Barra foi contratado pela Xiaomi para cuidar do processo de internacionalização da empresa, referência no setor móvel na China. O executivo estava no Google desde 2008 e foi um dos grandes entusiastas do Android, projeto ao qual se dedicou nos últimos cinco anos. Segundo o AllThingD, o brasileiro é o primeiro executivo de alto escalão não chinês contratado pela companhia asiática.

A Xiaomi fabrica smartphones que rodam o sistema operacional Android e é conhecida no mercado chinês por oferecer telefones de alta performance por preços muito competitivos.

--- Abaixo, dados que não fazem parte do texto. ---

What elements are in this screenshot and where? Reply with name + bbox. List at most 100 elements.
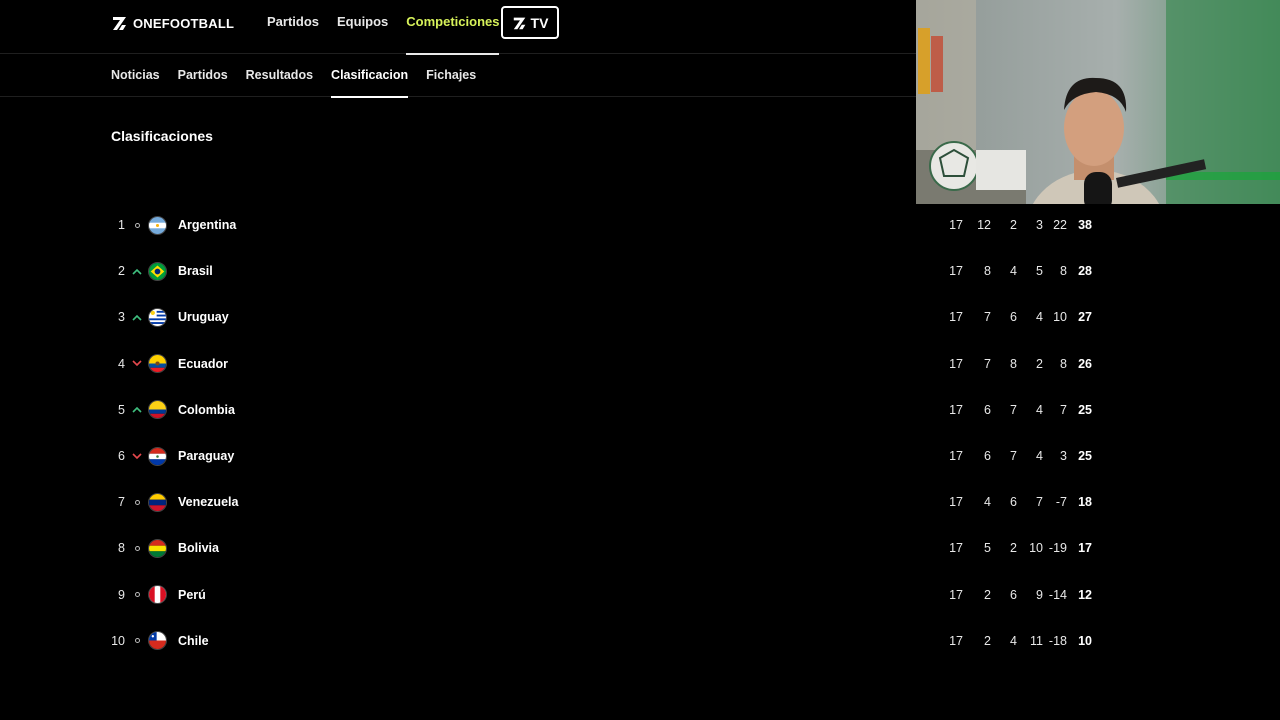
- position: 5: [118, 402, 125, 417]
- points: 25: [1078, 402, 1092, 417]
- team-name[interactable]: Chile: [178, 634, 209, 648]
- colombia-flag-icon: [148, 400, 167, 420]
- drawn: 7: [1010, 402, 1017, 417]
- lost: 4: [1036, 402, 1043, 417]
- lost: 10: [1029, 541, 1043, 556]
- tab-partidos[interactable]: Partidos: [178, 55, 228, 97]
- team-stats: 17 7 6 4 10 27: [945, 294, 1092, 340]
- trend-same-icon: [134, 499, 140, 505]
- points: 17: [1078, 541, 1092, 556]
- drawn: 6: [1010, 587, 1017, 602]
- standings-row[interactable]: 3 Uruguay 17 7 6 4 10 27: [111, 294, 1101, 340]
- standings-row[interactable]: 1 Argentina 17 12 2 3 22 38: [111, 202, 1101, 248]
- trend-down-icon: [132, 452, 142, 459]
- team-name[interactable]: Colombia: [178, 403, 235, 417]
- position: 10: [111, 633, 125, 648]
- drawn: 6: [1010, 495, 1017, 510]
- top-navigation-bar: ONEFOOTBALL Partidos Equipos Competicion…: [0, 0, 916, 55]
- trend-indicator: [128, 542, 146, 554]
- played: 17: [949, 495, 963, 510]
- team-name[interactable]: Argentina: [178, 218, 236, 232]
- points: 10: [1078, 633, 1092, 648]
- standings-row[interactable]: 8 Bolivia 17 5 2 10 -19 17: [111, 525, 1101, 571]
- goal-difference: -18: [1048, 633, 1067, 648]
- webcam-overlay: [916, 0, 1280, 204]
- position: 2: [118, 264, 125, 279]
- team-name[interactable]: Uruguay: [178, 310, 229, 324]
- lost: 5: [1036, 264, 1043, 279]
- tab-noticias[interactable]: Noticias: [111, 55, 160, 97]
- drawn: 2: [1010, 541, 1017, 556]
- team-name[interactable]: Perú: [178, 588, 206, 602]
- section-title: Clasificaciones: [111, 128, 213, 144]
- standings-row[interactable]: 9 Perú 17 2 6 9 -14 12: [111, 572, 1101, 618]
- standings-row[interactable]: 4 Ecuador 17 7 8 2 8 26: [111, 341, 1101, 387]
- lost: 2: [1036, 356, 1043, 371]
- won: 2: [984, 587, 991, 602]
- points: 38: [1078, 218, 1092, 233]
- team-name[interactable]: Ecuador: [178, 357, 228, 371]
- played: 17: [949, 264, 963, 279]
- venezuela-flag-icon: [148, 492, 167, 512]
- nav-competiciones[interactable]: Competiciones: [406, 0, 500, 55]
- onefootball-tv-button[interactable]: TV: [501, 6, 559, 39]
- standings-row[interactable]: 6 Paraguay 17 6 7 4 3 25: [111, 433, 1101, 479]
- tab-resultados[interactable]: Resultados: [246, 55, 313, 97]
- team-name[interactable]: Venezuela: [178, 495, 238, 509]
- tab-fichajes[interactable]: Fichajes: [426, 55, 476, 97]
- trend-indicator: [128, 219, 146, 231]
- trend-indicator: [128, 358, 146, 370]
- trend-indicator: [128, 496, 146, 508]
- onefootball-logo-icon: [513, 17, 525, 29]
- trend-same-icon: [134, 545, 140, 551]
- drawn: 7: [1010, 449, 1017, 464]
- standings-row[interactable]: 2 Brasil 17 8 4 5 8 28: [111, 248, 1101, 294]
- trend-indicator: [128, 589, 146, 601]
- trend-indicator: [128, 450, 146, 462]
- drawn: 4: [1010, 633, 1017, 648]
- main-nav: Partidos Equipos Competiciones: [267, 0, 517, 55]
- nav-equipos[interactable]: Equipos: [337, 0, 388, 54]
- lost: 11: [1030, 633, 1043, 648]
- position: 8: [118, 541, 125, 556]
- team-name[interactable]: Brasil: [178, 264, 213, 278]
- goal-difference: 8: [1060, 356, 1067, 371]
- uruguay-flag-icon: [148, 307, 167, 327]
- chile-flag-icon: [148, 631, 167, 651]
- trend-down-icon: [132, 360, 142, 367]
- team-name[interactable]: Bolivia: [178, 541, 219, 555]
- position: 1: [118, 218, 125, 233]
- trend-indicator: [128, 265, 146, 277]
- goal-difference: 10: [1053, 310, 1067, 325]
- position: 7: [118, 495, 125, 510]
- standings-row[interactable]: 7 Venezuela 17 4 6 7 -7 18: [111, 479, 1101, 525]
- position: 4: [118, 356, 125, 371]
- points: 28: [1078, 264, 1092, 279]
- nav-partidos[interactable]: Partidos: [267, 0, 319, 54]
- position: 9: [118, 587, 125, 602]
- played: 17: [949, 541, 963, 556]
- onefootball-logo-icon: [113, 17, 126, 30]
- won: 6: [984, 402, 991, 417]
- team-name[interactable]: Paraguay: [178, 449, 234, 463]
- team-stats: 17 2 4 11 -18 10: [945, 618, 1092, 664]
- standings-row[interactable]: 5 Colombia 17 6 7 4 7 25: [111, 387, 1101, 433]
- trend-same-icon: [134, 638, 140, 644]
- points: 25: [1078, 449, 1092, 464]
- won: 7: [984, 356, 991, 371]
- team-stats: 17 7 8 2 8 26: [945, 341, 1092, 387]
- trend-same-icon: [134, 222, 140, 228]
- points: 27: [1078, 310, 1092, 325]
- argentina-flag-icon: [148, 215, 167, 235]
- onefootball-logo[interactable]: ONEFOOTBALL: [111, 14, 234, 32]
- team-stats: 17 8 4 5 8 28: [945, 248, 1092, 294]
- trend-up-icon: [132, 407, 142, 413]
- goal-difference: -14: [1048, 587, 1067, 602]
- trend-indicator: [128, 635, 146, 647]
- tab-clasificacion[interactable]: Clasificacion: [331, 55, 409, 98]
- points: 18: [1078, 495, 1092, 510]
- won: 4: [984, 495, 991, 510]
- trend-indicator: [128, 311, 146, 323]
- lost: 7: [1036, 495, 1043, 510]
- standings-row[interactable]: 10 Chile 17 2 4 11 -18 10: [111, 618, 1101, 664]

Segundo Barra, a negociação de sua ida para a empresa levou mais de um ano e foi cuidadosamente planejada por um longo período.

O executivo conheceu Bin Lin, presidente da Xiaomi, durante suas viagens pelo Google para Pequim. Barra e Lin chegaram a ser colegas de trabalho, mas não se conheciam pessoalmente, porque o brasileiro ficava na Europa e o chinês em Mountain View, na sede do Google. Lin deixou a companhia para fundar a Xiaomi.

Barra admirava a forma como Lin explorava o Android no mercado chinês e passou a visitá-lo frequentemente em Pequim. Foi assim que nasceu a parceria, ainda mais próxima nos anos seguintes, quando um investidor amigo de Barra, Robin Chan, passou a fazer aportes na companhia chinesa. Chan foi, inclusive, uma peça chave nesse processo de transição.

“Era uma oportunidade única. A ideia de construir uma marca global é tão significativa quanto trabalhar no Google”, disse o brasileiro. Ele assume o cargo na Xiaomi em outubro e se mudará para Pequim em breve. A meta agora é aprender chinês: “Isso sim está sendo um desafio.”